Era bonito saber lo que pensaban de ella, lo mucho que la querían y que realmente la echarían de menos. A sus casi ochenta años dejaba dos hijos y cuatro nietos a los que amaba con locura pero el momento de reunirse con su esposo, el amor de su vida, había llegado. Sí que pensaba que aún era joven para esa cita, que aún podía batallar en esta vida un poco más, pero la dura enfermedad y su fuerte tratamiento habían acabado con sus ganas de luchar y lo único que ansiaba era que acabara su agonía y poder descansar en paz. Atrás quedarían las tardes en el parque con sus nietos, los amaneceres que veía desde su balcón cuando no podía dormir, el placer de esas buenas comidas en sus restaurantes favoritos o sencillamente el gusto de leer un buen libro o ver una gran película.

Se iba tranquila, con el gusto y la satisfacción de haber sido una buena persona. Ese era el valor más importante que les dejaba a sus seres queridos, más que cualquier legado económico o material. Su educación, sus sabios consejos, su predisposición por ayudar a los demás y sobretodo su amor, eran las cualidades que se quedarían en este mundo para siempre.
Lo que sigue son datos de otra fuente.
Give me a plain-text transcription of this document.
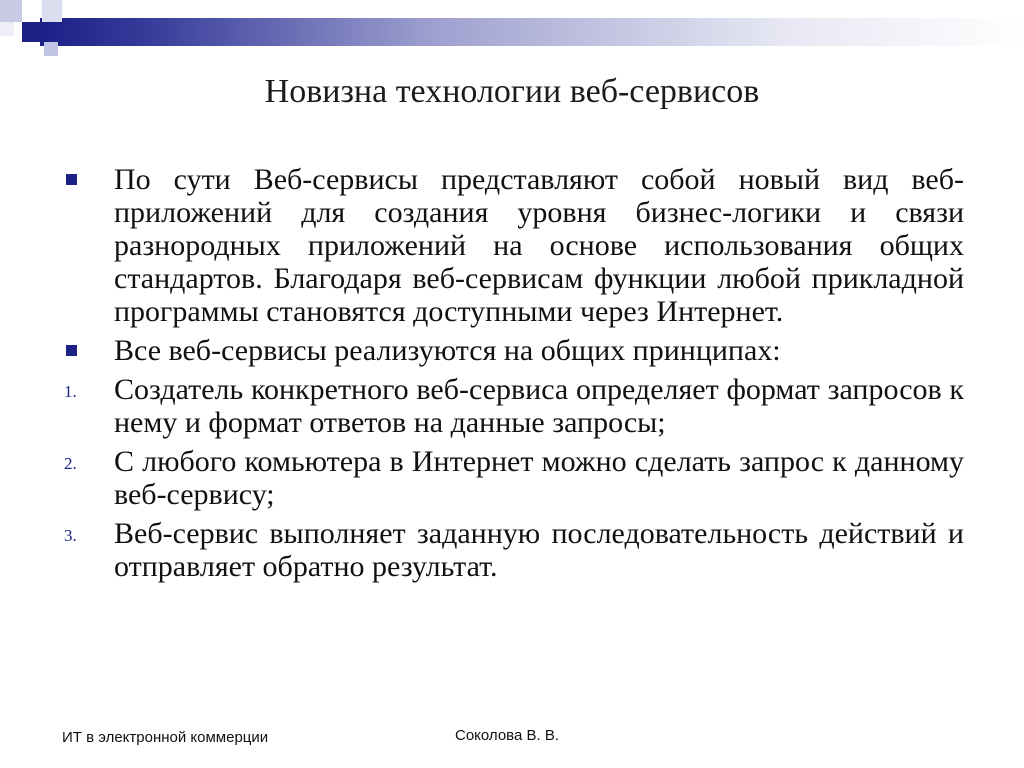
Новизна технологии веб-сервисов
По сути Веб-сервисы представляют собой новый вид веб-приложений для создания уровня бизнес-логики и связи разнородных приложений на основе использования общих стандартов. Благодаря веб-сервисам функции любой прикладной программы становятся доступными через Интернет.
Все веб-сервисы реализуются на общих принципах:
1. Создатель конкретного веб-сервиса определяет формат запросов к нему и формат ответов на данные запросы;
2. С любого комьютера в Интернет можно сделать запрос к данному веб-сервису;
3. Веб-сервис выполняет заданную последовательность действий и отправляет обратно результат.
ИТ в электронной коммерции	Соколова В. В.
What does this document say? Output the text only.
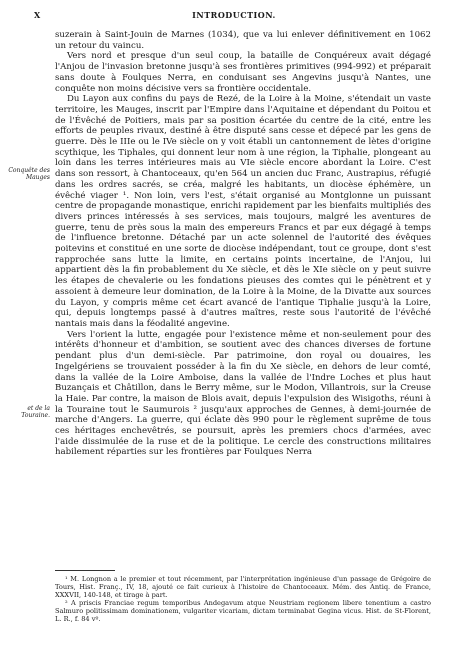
X	INTRODUCTION.
Conquête des Mauges
et de la Touraine.

suzerain à Saint-Jouin de Marnes (1034), que va lui enlever définitivement en 1062 un retour du vaincu.

Vers nord et presque d'un seul coup, la bataille de Conquéreux avait dégagé l'Anjou de l'invasion bretonne jusqu'à ses frontières primitives (994-992) et préparait sans doute à Foulques Nerra, en conduisant ses Angevins jusqu'à Nantes, une conquête non moins décisive vers sa frontière occidentale.

Du Layon aux confins du pays de Rezé, de la Loire à la Moine, s'étendait un vaste territoire, les Mauges, inscrit par l'Empire dans l'Aquitaine et dépendant du Poitou et de l'Évêché de Poitiers, mais par sa position écartée du centre de la cité, entre les efforts de peuples rivaux, destiné à être disputé sans cesse et dépecé par les gens de guerre. Dès le IIIe ou le IVe siècle on y voit établi un cantonnement de lètes d'origine scythique, les Tiphales, qui donnent leur nom à une région, la Tiphalie, plongeant au loin dans les terres intérieures mais au VIe siècle encore abordant la Loire. C'est dans son ressort, à Chantoceaux, qu'en 564 un ancien duc Franc, Austrapius, réfugié dans les ordres sacrés, se créa, malgré les habitants, un diocèse éphémère, un évêché viager ¹. Non loin, vers l'est, s'était organisé au Montglonne un puissant centre de propagande monastique, enrichi rapidement par les bienfaits multipliés des divers princes intéressés à ses services, mais toujours, malgré les aventures de guerre, tenu de près sous la main des empereurs Francs et par eux dégagé à temps de l'influence bretonne. Détaché par un acte solennel de l'autorité des évêques poitevins et constitué en une sorte de diocèse indépendant, tout ce groupe, dont s'est rapprochée sans lutte la limite, en certains points incertaine, de l'Anjou, lui appartient dès la fin probablement du Xe siècle, et dès le XIe siècle on y peut suivre les étapes de chevalerie ou les fondations pieuses des comtes qui le pénètrent et y assoient à demeure leur domination, de la Loire à la Moine, de la Divatte aux sources du Layon, y compris même cet écart avancé de l'antique Tiphalie jusqu'à la Loire, qui, depuis longtemps passé à d'autres maîtres, reste sous l'autorité de l'évêché nantais mais dans la féodalité angevine.

Vers l'orient la lutte, engagée pour l'existence même et non-seulement pour des intérêts d'honneur et d'ambition, se soutient avec des chances diverses de fortune pendant plus d'un demi-siècle. Par patrimoine, don royal ou douaires, les Ingelgériens se trouvaient posséder à la fin du Xe siècle, en dehors de leur comté, dans la vallée de la Loire Amboise, dans la vallée de l'Indre Loches et plus haut Buzançais et Châtillon, dans le Berry même, sur le Modon, Villantrois, sur la Creuse la Haie. Par contre, la maison de Blois avait, depuis l'expulsion des Wisigoths, réuni à la Touraine tout le Saumurois ² jusqu'aux approches de Gennes, à demi-journée de marche d'Angers. La guerre, qui éclate dès 990 pour le règlement suprême de tous ces héritages enchevêtrés, se poursuit, après les premiers chocs d'armées, avec l'aide dissimulée de la ruse et de la politique. Le cercle des constructions militaires habilement réparties sur les frontières par Foulques Nerra

¹ M. Longnon a le premier et tout récemment, par l'interprétation ingénieuse d'un passage de Grégoire de Tours, Hist. Franç., IV, 18, ajouté ce fait curieux à l'histoire de Chantoceaux. Mém. des Antiq. de France, XXXVII, 140-148, et tirage à part.

² A priscis Franciae regum temporibus Andegavum atque Neustriam regionem libere tenentium a castro Salmuro politissimam dominationem, vulgariter vicariam, dictam terminabat Gegina vicus. Hist. de St-Florent, L. R., f. 84 vº.
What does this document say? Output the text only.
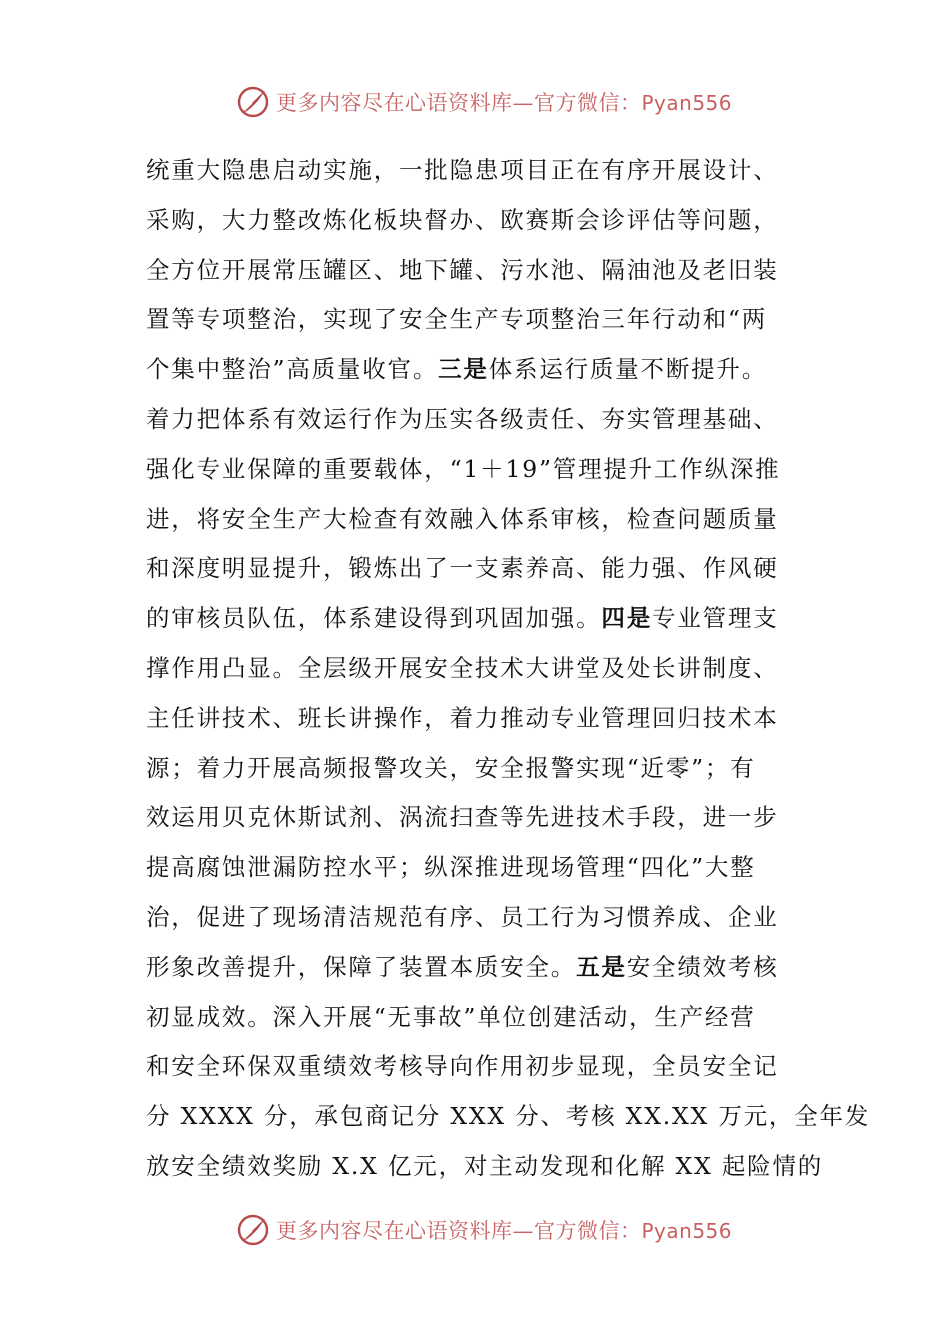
更多内容尽在心语资料库—官方微信：Pyan556
统重大隐患启动实施，一批隐患项目正在有序开展设计、
采购，大力整改炼化板块督办、欧赛斯会诊评估等问题，
全方位开展常压罐区、地下罐、污水池、隔油池及老旧装
置等专项整治，实现了安全生产专项整治三年行动和“两
个集中整治”高质量收官。三是体系运行质量不断提升。
着力把体系有效运行作为压实各级责任、夯实管理基础、
强化专业保障的重要载体，“1＋19”管理提升工作纵深推
进，将安全生产大检查有效融入体系审核，检查问题质量
和深度明显提升，锻炼出了一支素养高、能力强、作风硬
的审核员队伍，体系建设得到巩固加强。四是专业管理支
撑作用凸显。全层级开展安全技术大讲堂及处长讲制度、
主任讲技术、班长讲操作，着力推动专业管理回归技术本
源；着力开展高频报警攻关，安全报警实现“近零”；有
效运用贝克休斯试剂、涡流扫查等先进技术手段，进一步
提高腐蚀泄漏防控水平；纵深推进现场管理“四化”大整
治，促进了现场清洁规范有序、员工行为习惯养成、企业
形象改善提升，保障了装置本质安全。五是安全绩效考核
初显成效。深入开展“无事故”单位创建活动，生产经营
和安全环保双重绩效考核导向作用初步显现，全员安全记
分 XXXX 分，承包商记分 XXX 分、考核 XX.XX 万元，全年发
放安全绩效奖励 X.X 亿元，对主动发现和化解 XX 起险情的
更多内容尽在心语资料库—官方微信：Pyan556
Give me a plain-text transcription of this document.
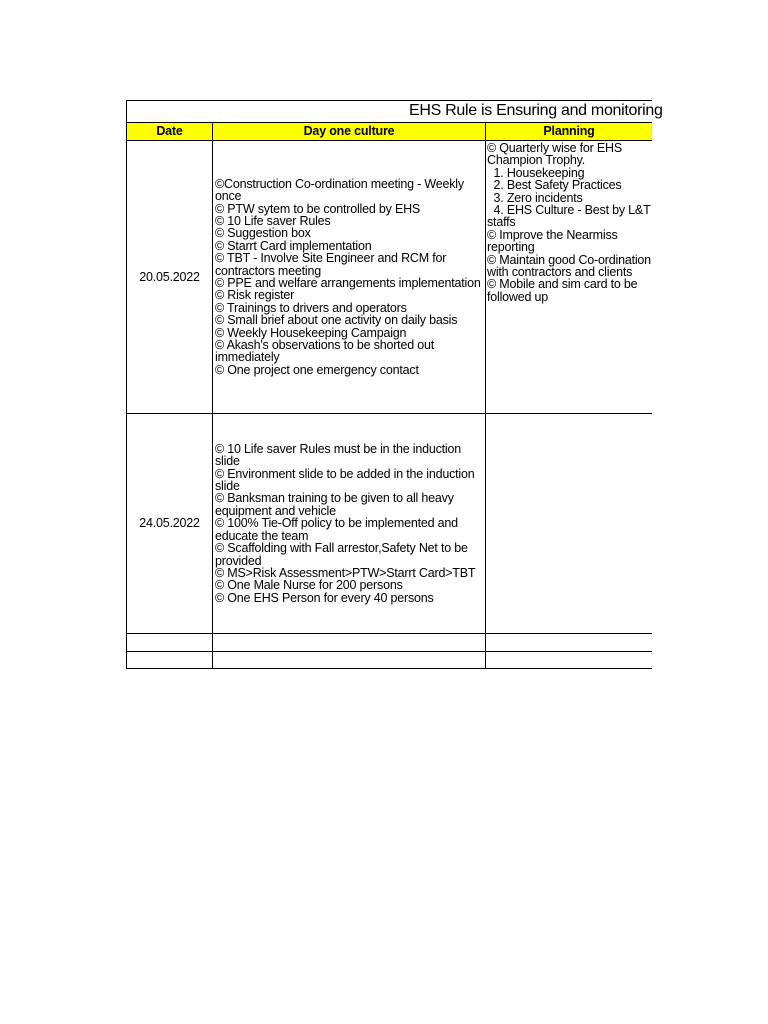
EHS Rule is Ensuring and monitoring
Date	Day one culture	Planning
20.05.2022
©Construction Co-ordination meeting - Weekly once
© PTW sytem to be controlled by EHS
© 10 Life saver Rules
© Suggestion box
© Starrt Card implementation
© TBT - Involve Site Engineer and RCM for contractors meeting
© PPE and welfare arrangements implementation
© Risk register
© Trainings to drivers and operators
© Small brief about one activity on daily basis
© Weekly Housekeeping Campaign
© Akash's observations to be shorted out immediately
© One project one emergency contact
© Quarterly wise for EHS Champion Trophy.
1. Housekeeping
2. Best Safety Practices
3. Zero incidents
4. EHS Culture - Best by L&T staffs
© Improve the Nearmiss reporting
© Maintain good Co-ordination with contractors and clients
© Mobile and sim card to be followed up
24.05.2022
© 10 Life saver Rules must be in the induction slide
© Environment slide to be added in the induction slide
© Banksman training to be given to all heavy equipment and vehicle
© 100% Tie-Off policy to be implemented and educate the team
© Scaffolding with Fall arrestor,Safety Net to be provided
© MS>Risk Assessment>PTW>Starrt Card>TBT
© One Male Nurse for 200 persons
© One EHS Person for every 40 persons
Muchas veces había pensado en ese momento, a veces con miedo y otras con el respeto que le causaba ese viaje a lo desconocido y ahora que se iba a encontrar con ella, esa fría esencia de la que todo el mundo piensa pero nadie quiere tener a su lado, y solo deseaba que fuera tan manso como permanecer flotando en el agua en puro silencio, tan solo con el vaivén de las olas y escuchando su tranquila respiración.

Por lo que parecía ya llegaba la hora. Los llantos ahogados se escuchaban como ecos cada vez más lejos y llegaba una luz que le conduciría a ella que le estaba esperando para llevarla junto a su Antonio. Ahí estaba su encuentro, una primera y última cita que todos llegaremos a tener.